A warranty clause is a statement that promises that a particular fact in the contract is true, or that something will take place.
For example, in a software license, the licensor might provide an “intellectual property warranty” to the licensee. This means the licensor “warrants” (or confirms) that they are the valid owner of the intellectual property in the software. If this turns out to be untrue, the licensee will have a claim for a breach of the warranty.
A representation performs a similar function in contracts but is usually reserved for confirming facts that the other party is relying on to be true. A party will have stronger remedies against the other party if it was induced into entering into a contract on the basis of a misrepresentation.
If one party breaches the contract and causes the other party to suffer a loss, that other party is entitled to claim damages. In a liquidated damages clause, the parties agree in advance on what the amount of those damages should be. This saves the parties from having to dispute the amount later.
A typical example is in a construction contract. The builder promises that construction of the building will be complete by a particular date. The builder also agrees to pay liquidated damages if the project is late. Usually, this is specified as a fixed amount per day.
The parties will usually include a dispute resolution clause to specify how claims, disputes and disagreements under the contract should be dealt with.
Usually, this type of clause will require one party to notify details of the dispute to the other party. There is often an escalation and negotiation procedure, which creates an opportunity for the parties to try to resolve the dispute themselves. If that doesn’t work, the clause may require the parties to engage in mediation or for the dispute to be resolved through arbitration.

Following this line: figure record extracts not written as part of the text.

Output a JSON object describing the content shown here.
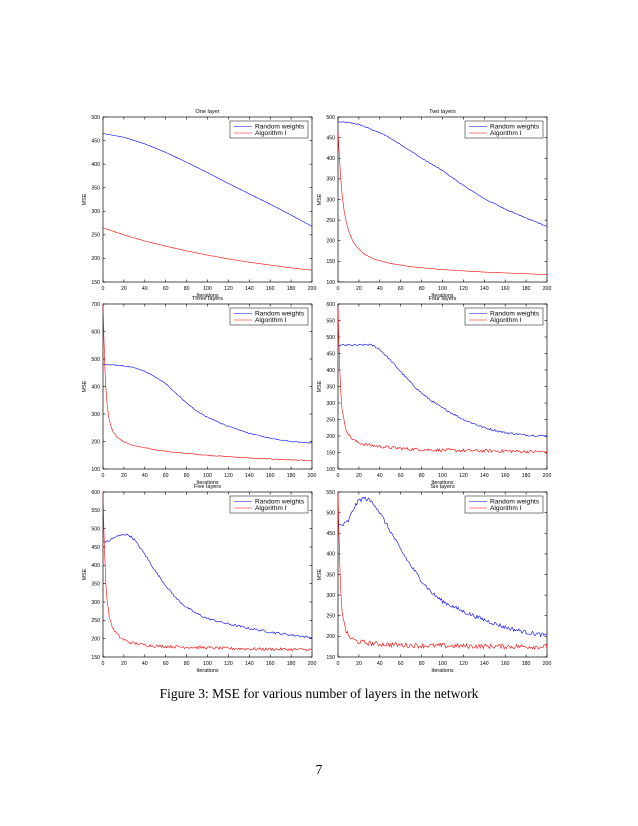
{
  "caption": "Figure 3: MSE for various number of layers in the network",
  "page_number": "7",
  "colors": {
    "random": "#0000ff",
    "algo": "#ff0000"
  },
  "chart_data": [
    {
      "type": "line",
      "title": "One layer",
      "xlabel": "Iterations",
      "ylabel": "MSE",
      "xlim": [
        0,
        200
      ],
      "ylim": [
        150,
        500
      ],
      "xticks": [
        0,
        20,
        40,
        60,
        80,
        100,
        120,
        140,
        160,
        180,
        200
      ],
      "yticks": [
        150,
        200,
        250,
        300,
        350,
        400,
        450,
        500
      ],
      "legend": "top-right",
      "series": [
        {
          "name": "Random weights",
          "color": "#0000ff",
          "noise": 0,
          "x": [
            0,
            20,
            40,
            60,
            80,
            100,
            120,
            140,
            160,
            180,
            200
          ],
          "y": [
            465,
            457,
            443,
            425,
            404,
            382,
            359,
            337,
            315,
            292,
            268
          ]
        },
        {
          "name": "Algorithm I",
          "color": "#ff0000",
          "noise": 0,
          "x": [
            0,
            20,
            40,
            60,
            80,
            100,
            120,
            140,
            160,
            180,
            200
          ],
          "y": [
            265,
            250,
            237,
            226,
            216,
            207,
            199,
            192,
            186,
            180,
            175
          ]
        }
      ]
    },
    {
      "type": "line",
      "title": "Two layers",
      "xlabel": "Iterations",
      "ylabel": "MSE",
      "xlim": [
        0,
        200
      ],
      "ylim": [
        100,
        500
      ],
      "xticks": [
        0,
        20,
        40,
        60,
        80,
        100,
        120,
        140,
        160,
        180,
        200
      ],
      "yticks": [
        100,
        150,
        200,
        250,
        300,
        350,
        400,
        450,
        500
      ],
      "legend": "top-right",
      "series": [
        {
          "name": "Random weights",
          "color": "#0000ff",
          "noise": 1.2,
          "x": [
            0,
            10,
            20,
            30,
            40,
            50,
            60,
            70,
            80,
            90,
            100,
            120,
            140,
            160,
            180,
            200
          ],
          "y": [
            488,
            487,
            482,
            472,
            462,
            449,
            433,
            417,
            400,
            385,
            370,
            334,
            302,
            277,
            255,
            235
          ]
        },
        {
          "name": "Algorithm I",
          "color": "#ff0000",
          "noise": 0,
          "x": [
            0,
            1,
            2,
            3,
            4,
            6,
            8,
            10,
            14,
            18,
            25,
            35,
            50,
            70,
            100,
            140,
            200
          ],
          "y": [
            465,
            420,
            375,
            340,
            310,
            270,
            245,
            225,
            200,
            185,
            168,
            155,
            145,
            137,
            130,
            124,
            118
          ]
        }
      ]
    },
    {
      "type": "line",
      "title": "Three layers",
      "xlabel": "Iterations",
      "ylabel": "MSE",
      "xlim": [
        0,
        200
      ],
      "ylim": [
        100,
        700
      ],
      "xticks": [
        0,
        20,
        40,
        60,
        80,
        100,
        120,
        140,
        160,
        180,
        200
      ],
      "yticks": [
        100,
        200,
        300,
        400,
        500,
        600,
        700
      ],
      "legend": "top-right",
      "series": [
        {
          "name": "Random weights",
          "color": "#0000ff",
          "noise": 1.5,
          "x": [
            0,
            10,
            20,
            30,
            40,
            50,
            60,
            70,
            80,
            90,
            100,
            120,
            140,
            160,
            180,
            200
          ],
          "y": [
            480,
            478,
            475,
            468,
            455,
            435,
            410,
            375,
            340,
            310,
            288,
            255,
            230,
            212,
            200,
            195
          ]
        },
        {
          "name": "Algorithm I",
          "color": "#ff0000",
          "noise": 1.5,
          "x": [
            0,
            1,
            2,
            3,
            4,
            6,
            8,
            10,
            14,
            18,
            25,
            35,
            50,
            70,
            100,
            140,
            200
          ],
          "y": [
            700,
            560,
            450,
            380,
            330,
            280,
            250,
            232,
            215,
            203,
            190,
            180,
            170,
            160,
            150,
            140,
            130
          ]
        }
      ]
    },
    {
      "type": "line",
      "title": "Four layers",
      "xlabel": "Iterations",
      "ylabel": "MSE",
      "xlim": [
        0,
        200
      ],
      "ylim": [
        100,
        600
      ],
      "xticks": [
        0,
        20,
        40,
        60,
        80,
        100,
        120,
        140,
        160,
        180,
        200
      ],
      "yticks": [
        100,
        150,
        200,
        250,
        300,
        350,
        400,
        450,
        500,
        550,
        600
      ],
      "legend": "top-right",
      "series": [
        {
          "name": "Random weights",
          "color": "#0000ff",
          "noise": 3,
          "x": [
            0,
            10,
            20,
            30,
            35,
            40,
            50,
            60,
            70,
            80,
            90,
            100,
            120,
            140,
            160,
            180,
            200
          ],
          "y": [
            475,
            475,
            475,
            477,
            472,
            462,
            430,
            395,
            360,
            330,
            305,
            285,
            250,
            225,
            210,
            203,
            200
          ]
        },
        {
          "name": "Algorithm I",
          "color": "#ff0000",
          "noise": 5,
          "x": [
            0,
            1,
            2,
            3,
            4,
            6,
            8,
            10,
            14,
            18,
            25,
            35,
            50,
            70,
            100,
            140,
            200
          ],
          "y": [
            590,
            470,
            380,
            320,
            280,
            240,
            220,
            205,
            190,
            182,
            175,
            170,
            165,
            160,
            157,
            155,
            152
          ]
        }
      ]
    },
    {
      "type": "line",
      "title": "Five layers",
      "xlabel": "Iterations",
      "ylabel": "MSE",
      "xlim": [
        0,
        200
      ],
      "ylim": [
        150,
        600
      ],
      "xticks": [
        0,
        20,
        40,
        60,
        80,
        100,
        120,
        140,
        160,
        180,
        200
      ],
      "yticks": [
        150,
        200,
        250,
        300,
        350,
        400,
        450,
        500,
        550,
        600
      ],
      "legend": "top-right",
      "series": [
        {
          "name": "Random weights",
          "color": "#0000ff",
          "noise": 3,
          "x": [
            0,
            5,
            10,
            15,
            20,
            25,
            30,
            40,
            50,
            60,
            70,
            80,
            90,
            100,
            120,
            140,
            160,
            180,
            200
          ],
          "y": [
            465,
            465,
            475,
            480,
            485,
            482,
            470,
            430,
            385,
            345,
            310,
            285,
            268,
            255,
            240,
            228,
            218,
            210,
            203
          ]
        },
        {
          "name": "Algorithm I",
          "color": "#ff0000",
          "noise": 4,
          "x": [
            0,
            1,
            2,
            3,
            4,
            6,
            8,
            10,
            14,
            18,
            25,
            35,
            50,
            70,
            100,
            140,
            200
          ],
          "y": [
            600,
            480,
            400,
            340,
            300,
            260,
            240,
            225,
            210,
            200,
            190,
            185,
            180,
            178,
            175,
            172,
            170
          ]
        }
      ]
    },
    {
      "type": "line",
      "title": "Six layers",
      "xlabel": "Iterations",
      "ylabel": "MSE",
      "xlim": [
        0,
        200
      ],
      "ylim": [
        150,
        550
      ],
      "xticks": [
        0,
        20,
        40,
        60,
        80,
        100,
        120,
        140,
        160,
        180,
        200
      ],
      "yticks": [
        150,
        200,
        250,
        300,
        350,
        400,
        450,
        500,
        550
      ],
      "legend": "top-right",
      "series": [
        {
          "name": "Random weights",
          "color": "#0000ff",
          "noise": 5,
          "x": [
            0,
            5,
            10,
            15,
            20,
            25,
            30,
            35,
            40,
            50,
            60,
            70,
            80,
            90,
            100,
            120,
            140,
            160,
            180,
            200
          ],
          "y": [
            470,
            470,
            480,
            510,
            530,
            535,
            530,
            520,
            500,
            455,
            410,
            370,
            335,
            305,
            285,
            260,
            240,
            222,
            210,
            202
          ]
        },
        {
          "name": "Algorithm I",
          "color": "#ff0000",
          "noise": 6,
          "x": [
            0,
            1,
            2,
            3,
            4,
            6,
            8,
            10,
            14,
            18,
            25,
            35,
            50,
            70,
            100,
            140,
            200
          ],
          "y": [
            550,
            440,
            350,
            300,
            260,
            230,
            212,
            200,
            193,
            188,
            185,
            182,
            180,
            178,
            177,
            176,
            175
          ]
        }
      ]
    }
  ]
}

The notices clause may seem administrative, but it plays an essential role. The clause specifies when any notices (as might be required under the contract) will be treated as having been delivered. This reduces the scope for one party to claim that they were not properly notified of a matter under the contract.
Choice of law
The choice of law clause specifies which national or state law will govern the contract. This may be the law of the place where the contract is being performed, or where one or both of the parties are located. Alternatively, it might be a jurisdiction that is seen by one of the parties as being favorable if a dispute were to arise in relation to that type of contract.
These provisions are found in many different types of contracts. As they are so common, the parties might not consider them important, or review them in as much detail as they do for the more specific provisions. However, these clauses can each have a big impact on the contract relationship. That means it’s always worth including these clauses in your contract review – and learning what they mean!